With the deadline nearing on the end of the legislative session, there are still several unresolved matters relating to the blending of the TSA back to the PUC. Soderberg said it hasn't been determined how many people could lose their jobs in the consolidation. The TSA has about 25 employees on the payroll, with most of the positions in Southern Nevada. The PUC has about 88 positions, with most of the jobs in Northern Nevada.

He said he expects the agency would have more than 100 employees if the consolidation occurs and that the transition would occur over the summer if the Legislature approves the changes.

Another unresolved matter includes updating the administrative fee structure for licensing vehicles currently regulated by the TSA. Clark Whitney, regional manager of Quality Towing-SST Towing, whose business has been regulated by the TSA, said the fee structure hasn't been amended since 1971 and tow companies still pay $36 to have a vehicle licensed. He said some administrators have proposed raising the fee to $200 a vehicle.
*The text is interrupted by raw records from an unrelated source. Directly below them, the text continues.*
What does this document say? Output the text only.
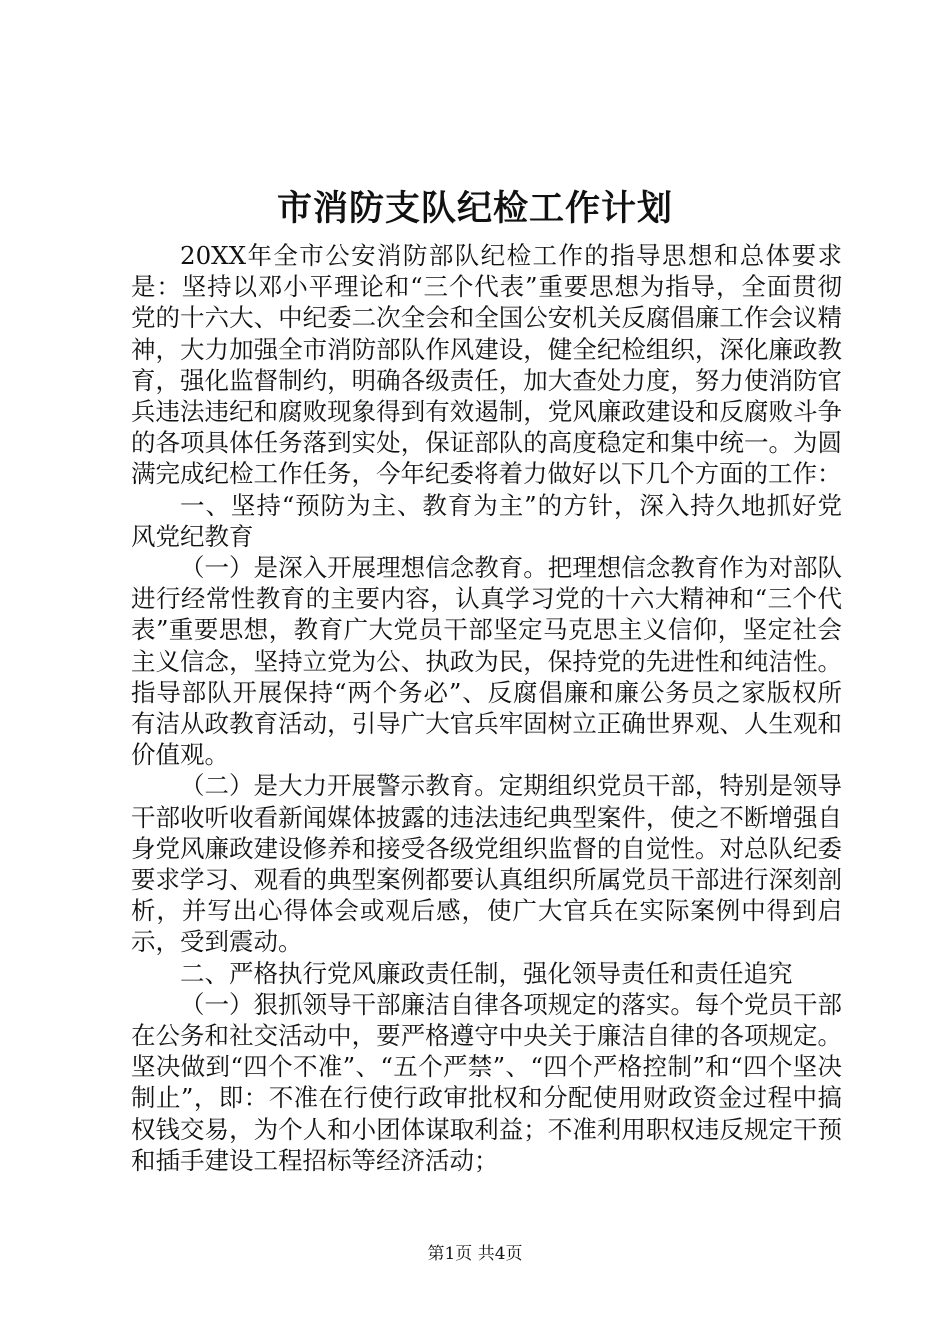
市消防支队纪检工作计划

20XX年全市公安消防部队纪检工作的指导思想和总体要求是：坚持以邓小平理论和“三个代表”重要思想为指导，全面贯彻党的十六大、中纪委二次全会和全国公安机关反腐倡廉工作会议精神，大力加强全市消防部队作风建设，健全纪检组织，深化廉政教育，强化监督制约，明确各级责任，加大查处力度，努力使消防官兵违法违纪和腐败现象得到有效遏制，党风廉政建设和反腐败斗争的各项具体任务落到实处，保证部队的高度稳定和集中统一。为圆满完成纪检工作任务，今年纪委将着力做好以下几个方面的工作：

一、坚持“预防为主、教育为主”的方针，深入持久地抓好党风党纪教育

（一）是深入开展理想信念教育。把理想信念教育作为对部队进行经常性教育的主要内容，认真学习党的十六大精神和“三个代表”重要思想，教育广大党员干部坚定马克思主义信仰，坚定社会主义信念，坚持立党为公、执政为民，保持党的先进性和纯洁性。指导部队开展保持“两个务必”、反腐倡廉和廉公务员之家版权所有洁从政教育活动，引导广大官兵牢固树立正确世界观、人生观和价值观。

（二）是大力开展警示教育。定期组织党员干部，特别是领导干部收听收看新闻媒体披露的违法违纪典型案件，使之不断增强自身党风廉政建设修养和接受各级党组织监督的自觉性。对总队纪委要求学习、观看的典型案例都要认真组织所属党员干部进行深刻剖析，并写出心得体会或观后感，使广大官兵在实际案例中得到启示，受到震动。

二、严格执行党风廉政责任制，强化领导责任和责任追究

（一）狠抓领导干部廉洁自律各项规定的落实。每个党员干部在公务和社交活动中，要严格遵守中央关于廉洁自律的各项规定。坚决做到“四个不准”、“五个严禁”、“四个严格控制”和“四个坚决制止”，即：不准在行使行政审批权和分配使用财政资金过程中搞权钱交易，为个人和小团体谋取利益；不准利用职权违反规定干预和插手建设工程招标等经济活动；

第1页 共4页
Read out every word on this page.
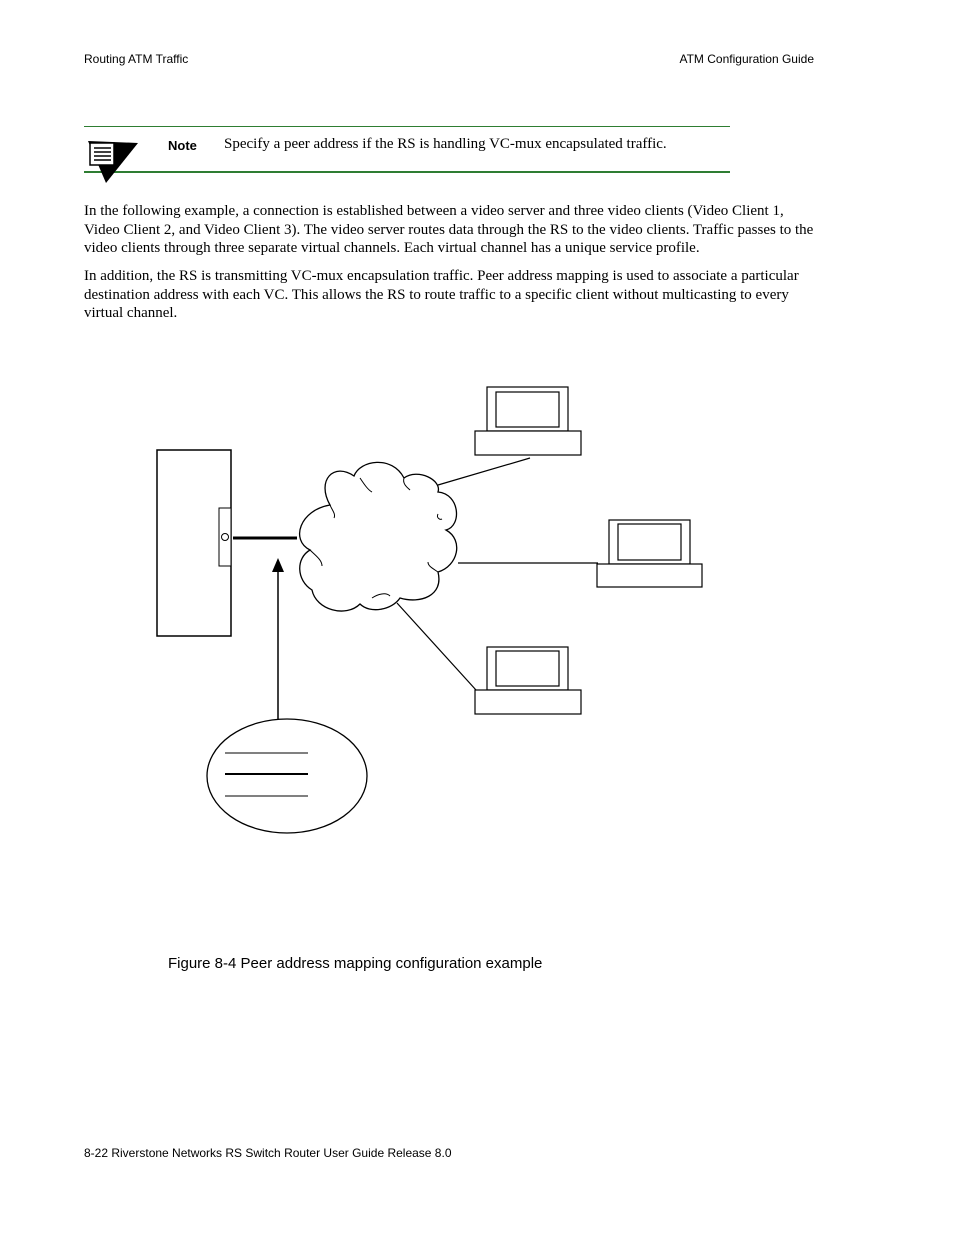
Routing ATM Traffic	ATM Configuration Guide
Note Specify a peer address if the RS is handling VC-mux encapsulated traffic.

In the following example, a connection is established between a video server and three video clients (Video Client 1, Video Client 2, and Video Client 3). The video server routes data through the RS to the video clients. Traffic passes to the video clients through three separate virtual channels. Each virtual channel has a unique service profile.

In addition, the RS is transmitting VC-mux encapsulation traffic. Peer address mapping is used to associate a particular destination address with each VC. This allows the RS to route traffic to a specific client without multicasting to every virtual channel.

Figure 8-4 Peer address mapping configuration example
8-22 Riverstone Networks RS Switch Router User Guide Release 8.0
"I believe that for the public safety and the public good there needs to be an entity that dedicates itself to making sure towing companies are fully insured and have a safety plan, insurance checks and drug testing," Whitney said. Whitney, who attended a hearing on the legislative proposals this week, said it's clear that Soderberg knows the transportation industry. "Don Soderberg is a man I respect very much, he's a good administrator," Whitney said.

But not everybody is sold on the consolidation. Rich Broughton, general manager of Triple J Tours, which operates a fleet of 26 charter buses in Las Vegas, said he is concerned that the TSA would lose whatever transportation experts it has if the agencies are consolidated.

"The TSA did the best job they could with what they had, but I've always felt that charter bus people got put on the back burner and when you move live freight up and down the road they need more consideration," Broughton said. "There are a lot of things in the charter bus industry that get by on a daily basis that even the Nevada Highway Patrol miss."